Look, here's when I don't take Emmett to school: Fever over 100, diarrhea, vomiting, compound fracture. That's it.

They call it bellyachin' for a reason.


P.M. Marc - May 20, 2008 8:10:15 pm PDT #9910 of 10001
So come, my friends, be not afraid/We are so lightly here/It is in love that we are made; In love we disappear

One would hope you'd add crusty, oozing eyes (sans fever) or other communicable, but not mentioned above, to the list.

;p

(Yep. We've had our share of Didn't Seem Sicks passed along.)

Marcontell (not my legal last name, but Paul's) is a spelling unique to a particular branch of the Marcantal/Marcantel family that crossed from Louisiana to Texas in the late 1800s. All Marcontells appear to be related to Paul, by blood or marriage (apparently, I married into the short branch, and the tall branch produces football players). No real knowledge why they changed the spelling.


DavidS - May 20, 2008 8:14:33 pm PDT #9911 of 10001
"Look, son, if it's good enough for Shirley Bassey, it's good enough for you."
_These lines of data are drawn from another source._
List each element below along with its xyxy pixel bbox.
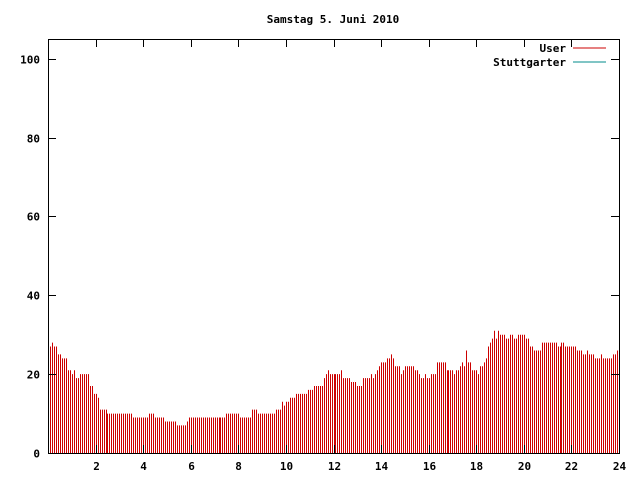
x-tick-label-10: 22 <box>565 460 578 473</box>
x-tick-label-5: 12 <box>328 460 341 473</box>
x-tick-label-9: 20 <box>518 460 531 473</box>
x-tick-label-3: 8 <box>235 460 242 473</box>
x-tick-label-0: 2 <box>93 460 100 473</box>
x-tick-label-8: 18 <box>470 460 483 473</box>
x-tick-label-1: 4 <box>140 460 147 473</box>
x-tick-label-2: 6 <box>188 460 195 473</box>
y-tick-label-3: 60 <box>27 211 40 224</box>
x-tick-label-11: 24 <box>613 460 627 473</box>
y-tick-label-0: 0 <box>33 448 40 461</box>
chart-title: Samstag 5. Juni 2010 <box>267 13 399 26</box>
x-tick-label-7: 16 <box>423 460 437 473</box>
y-tick-label-4: 80 <box>27 133 40 146</box>
x-tick-label-4: 10 <box>280 460 293 473</box>
bars-user <box>50 330 618 453</box>
legend-label-user: User <box>540 42 567 55</box>
y-tick-label-1: 20 <box>27 369 40 382</box>
legend: User Stuttgarter <box>493 42 606 69</box>
legend-label-stuttgarter: Stuttgarter <box>493 56 566 69</box>
y-tick-label-5: 100 <box>20 54 40 67</box>
y-tick-label-2: 40 <box>27 290 40 303</box>
x-tick-label-6: 14 <box>375 460 389 473</box>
One would hope you'd add crusty, oozing eyes (sans fever) or other communicable, but not mentioned above, to the list.

Not every crusty eye is pink eye! Sometimes it's just a ravaging infection. Rub some dirt on it.

A big factor in this Zmayhemi policy is Emmett's character which is, frankly, quite shifty and purposefully dedicated to avoiding school as a matter of personal honor.